During the current study, we have synthesized 15 (8a-o) new substituted benzylamine analogs of (±)-aminoglutethimide (6) by using standard methods being employed in organic syntheses. Purification of the synthesized compounds was carried out by using normal phase column chromatography, followed by characterization by using state-of-the-art, NMR, UV, and IR spectroscopic techniques along with low and high resolution mass spectrometry. The compounds were evaluated for their cytotoxic effects against normal and breast cancer cells, including 3T3 normal, MCF-7, MDA-MB-231 Breast cancer, and HeLa Cervical cancer cell lines. Compound 8l exhibited more significant activity with IC50 = 8.15 ±  0.42 µM. Similarly, compounds 8e (IC50 = 19.11 ±  0.39 µM), 8h (IC50 = 14.7 ±  0.17 µM), 8i (IC50 = 12.82 ±  0.24 µM), and 8j (IC50 = 19.87 ±  0.14 µM) also exhibited significant toxicity against cancer cell line (MDA-MB-231). Compound 8e (IC50 = 22.4 ±  0.5 µM), 8j (IC50 = 17.2 ±  1.2 µM), and 8m (IC50 = 17.6 ±  0.4 µM), showed significant inhibition of HeLa cells, while compound 8j (IC50 = 14.08 ±  0.19 µM) was active towards MCF-7 cancer cells.

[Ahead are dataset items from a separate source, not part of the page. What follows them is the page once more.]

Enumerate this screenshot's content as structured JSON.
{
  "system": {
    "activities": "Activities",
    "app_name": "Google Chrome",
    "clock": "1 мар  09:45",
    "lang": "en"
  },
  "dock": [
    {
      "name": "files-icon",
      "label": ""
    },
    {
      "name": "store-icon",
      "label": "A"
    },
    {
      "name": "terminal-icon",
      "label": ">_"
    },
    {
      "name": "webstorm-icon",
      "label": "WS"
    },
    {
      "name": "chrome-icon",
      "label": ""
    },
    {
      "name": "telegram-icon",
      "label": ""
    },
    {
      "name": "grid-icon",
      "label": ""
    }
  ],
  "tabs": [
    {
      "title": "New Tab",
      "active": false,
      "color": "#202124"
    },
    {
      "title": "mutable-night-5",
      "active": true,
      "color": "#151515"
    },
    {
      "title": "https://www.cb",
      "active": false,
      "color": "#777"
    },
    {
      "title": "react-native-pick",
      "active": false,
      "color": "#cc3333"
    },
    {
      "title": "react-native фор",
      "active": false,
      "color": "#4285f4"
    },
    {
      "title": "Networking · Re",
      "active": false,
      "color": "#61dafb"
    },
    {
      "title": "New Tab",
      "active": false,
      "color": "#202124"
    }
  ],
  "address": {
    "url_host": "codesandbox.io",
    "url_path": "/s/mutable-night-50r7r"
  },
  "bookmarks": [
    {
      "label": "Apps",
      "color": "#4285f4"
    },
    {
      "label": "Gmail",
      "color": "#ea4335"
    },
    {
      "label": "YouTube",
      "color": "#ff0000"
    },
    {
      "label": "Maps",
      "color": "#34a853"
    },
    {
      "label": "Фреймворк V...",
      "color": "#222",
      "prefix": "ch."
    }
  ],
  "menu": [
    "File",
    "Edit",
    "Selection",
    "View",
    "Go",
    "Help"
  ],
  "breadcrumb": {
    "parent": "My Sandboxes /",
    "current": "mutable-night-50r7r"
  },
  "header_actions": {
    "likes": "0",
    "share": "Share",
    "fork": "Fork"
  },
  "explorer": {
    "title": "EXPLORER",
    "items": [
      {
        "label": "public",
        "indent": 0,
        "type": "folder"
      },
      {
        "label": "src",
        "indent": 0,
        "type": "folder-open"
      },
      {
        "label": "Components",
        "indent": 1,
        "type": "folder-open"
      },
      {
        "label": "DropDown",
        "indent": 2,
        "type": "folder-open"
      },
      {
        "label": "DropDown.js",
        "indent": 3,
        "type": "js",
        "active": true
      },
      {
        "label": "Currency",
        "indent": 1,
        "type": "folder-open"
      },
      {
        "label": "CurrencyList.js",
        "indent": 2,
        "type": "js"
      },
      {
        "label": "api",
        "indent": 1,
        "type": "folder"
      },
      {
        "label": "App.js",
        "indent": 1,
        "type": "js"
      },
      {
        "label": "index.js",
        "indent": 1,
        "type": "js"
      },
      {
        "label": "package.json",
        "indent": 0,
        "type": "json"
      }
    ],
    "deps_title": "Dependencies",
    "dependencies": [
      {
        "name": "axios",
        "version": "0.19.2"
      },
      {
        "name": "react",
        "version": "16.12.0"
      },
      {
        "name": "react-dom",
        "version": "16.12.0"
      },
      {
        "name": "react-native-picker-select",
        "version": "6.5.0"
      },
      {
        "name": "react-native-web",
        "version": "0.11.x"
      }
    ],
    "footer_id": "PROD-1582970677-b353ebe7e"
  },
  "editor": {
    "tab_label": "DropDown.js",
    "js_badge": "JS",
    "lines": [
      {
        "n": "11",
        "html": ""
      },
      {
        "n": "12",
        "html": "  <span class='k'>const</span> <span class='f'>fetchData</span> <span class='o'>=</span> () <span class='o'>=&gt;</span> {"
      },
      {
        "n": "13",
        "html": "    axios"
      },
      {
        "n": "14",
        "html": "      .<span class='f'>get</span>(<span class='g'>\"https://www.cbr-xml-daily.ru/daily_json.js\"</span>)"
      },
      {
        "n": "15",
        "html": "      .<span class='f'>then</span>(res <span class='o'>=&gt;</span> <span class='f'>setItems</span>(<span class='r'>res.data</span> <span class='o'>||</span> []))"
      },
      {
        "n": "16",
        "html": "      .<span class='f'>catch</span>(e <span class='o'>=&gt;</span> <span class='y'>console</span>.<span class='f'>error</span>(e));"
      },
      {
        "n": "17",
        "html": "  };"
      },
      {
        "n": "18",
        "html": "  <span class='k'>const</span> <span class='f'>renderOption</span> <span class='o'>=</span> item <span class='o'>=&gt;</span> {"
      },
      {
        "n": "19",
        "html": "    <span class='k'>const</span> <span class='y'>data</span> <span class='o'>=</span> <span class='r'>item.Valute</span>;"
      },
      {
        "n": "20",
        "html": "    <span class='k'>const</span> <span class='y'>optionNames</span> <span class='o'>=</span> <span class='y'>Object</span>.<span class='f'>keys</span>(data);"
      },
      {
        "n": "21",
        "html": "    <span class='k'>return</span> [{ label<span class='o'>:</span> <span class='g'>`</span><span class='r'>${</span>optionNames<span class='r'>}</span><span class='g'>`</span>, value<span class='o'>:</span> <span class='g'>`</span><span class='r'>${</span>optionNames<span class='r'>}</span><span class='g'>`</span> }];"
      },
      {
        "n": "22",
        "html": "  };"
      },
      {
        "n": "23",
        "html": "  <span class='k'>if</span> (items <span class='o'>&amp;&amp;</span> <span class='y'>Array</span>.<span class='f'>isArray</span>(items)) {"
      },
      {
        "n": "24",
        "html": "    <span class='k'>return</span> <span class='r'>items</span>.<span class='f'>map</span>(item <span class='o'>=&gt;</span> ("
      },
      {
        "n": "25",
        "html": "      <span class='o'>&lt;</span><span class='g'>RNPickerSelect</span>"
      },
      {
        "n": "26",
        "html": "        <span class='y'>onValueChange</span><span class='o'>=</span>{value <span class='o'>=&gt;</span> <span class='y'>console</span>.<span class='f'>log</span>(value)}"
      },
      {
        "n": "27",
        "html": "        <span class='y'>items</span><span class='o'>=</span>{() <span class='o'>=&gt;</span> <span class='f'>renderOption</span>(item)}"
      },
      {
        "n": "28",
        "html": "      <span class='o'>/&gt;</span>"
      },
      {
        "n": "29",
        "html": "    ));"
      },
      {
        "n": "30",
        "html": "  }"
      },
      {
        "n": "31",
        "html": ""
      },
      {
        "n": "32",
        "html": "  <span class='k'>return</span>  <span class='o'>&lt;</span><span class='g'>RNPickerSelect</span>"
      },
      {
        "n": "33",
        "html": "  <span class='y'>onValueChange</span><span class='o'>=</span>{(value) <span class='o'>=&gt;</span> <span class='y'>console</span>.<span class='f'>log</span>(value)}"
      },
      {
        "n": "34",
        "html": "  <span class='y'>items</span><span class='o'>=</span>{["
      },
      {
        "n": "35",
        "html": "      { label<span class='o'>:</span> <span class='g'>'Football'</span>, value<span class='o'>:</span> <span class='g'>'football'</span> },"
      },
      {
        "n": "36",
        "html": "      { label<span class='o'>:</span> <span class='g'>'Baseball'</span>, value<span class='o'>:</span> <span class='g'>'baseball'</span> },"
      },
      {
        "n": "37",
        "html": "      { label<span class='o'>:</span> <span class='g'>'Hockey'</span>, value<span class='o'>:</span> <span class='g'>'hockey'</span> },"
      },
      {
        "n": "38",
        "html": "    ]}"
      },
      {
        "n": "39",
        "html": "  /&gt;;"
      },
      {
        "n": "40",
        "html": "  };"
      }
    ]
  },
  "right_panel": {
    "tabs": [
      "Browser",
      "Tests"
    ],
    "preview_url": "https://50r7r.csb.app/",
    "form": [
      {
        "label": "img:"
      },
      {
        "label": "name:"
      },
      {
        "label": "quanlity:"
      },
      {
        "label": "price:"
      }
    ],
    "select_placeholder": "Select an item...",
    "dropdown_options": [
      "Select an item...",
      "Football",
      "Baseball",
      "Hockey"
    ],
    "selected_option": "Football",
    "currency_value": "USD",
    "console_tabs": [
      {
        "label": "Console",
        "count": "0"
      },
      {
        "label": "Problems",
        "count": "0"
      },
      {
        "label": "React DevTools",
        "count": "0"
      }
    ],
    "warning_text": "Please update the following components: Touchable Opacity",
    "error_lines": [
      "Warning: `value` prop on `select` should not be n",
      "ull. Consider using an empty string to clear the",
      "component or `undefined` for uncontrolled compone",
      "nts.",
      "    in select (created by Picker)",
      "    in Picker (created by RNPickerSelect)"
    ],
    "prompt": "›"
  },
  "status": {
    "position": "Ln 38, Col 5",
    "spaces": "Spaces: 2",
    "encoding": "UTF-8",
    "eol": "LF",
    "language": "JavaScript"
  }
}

These compounds also showed significant activity against L. major, except compounds 8d and 8n. To compare the result standard anti-leishmanial drug miltefosine was used (IC50 = 25.5 ±  0.42 µM). Interestingly, it was observed that all compounds were significantly active while compared with amphotericin B (IC50 = 3.39 ±  0.04 µM), another standard drug used for the treatment of leishmaniasis. Compounds 8e, 8j-k and m-n were significantly active against promastigotes L. tropica, (amphotericin B = IC50 = 3.41 ±  0.84 µM). In silico studies predicted the interactions of compounds 8a-o with multiple therapeutically relevant leishmanial enzymes, such as pteridine reductase (PTR1), N-methyltransferase (NMT), and MAP kinase (MAPK) that are crucial for the survival of parasite. The cytotoxicity of all compounds was also evaluated against normal cell line (3T3). Compounds were found to be non-toxic against normal cells except 8e, i, j, and m.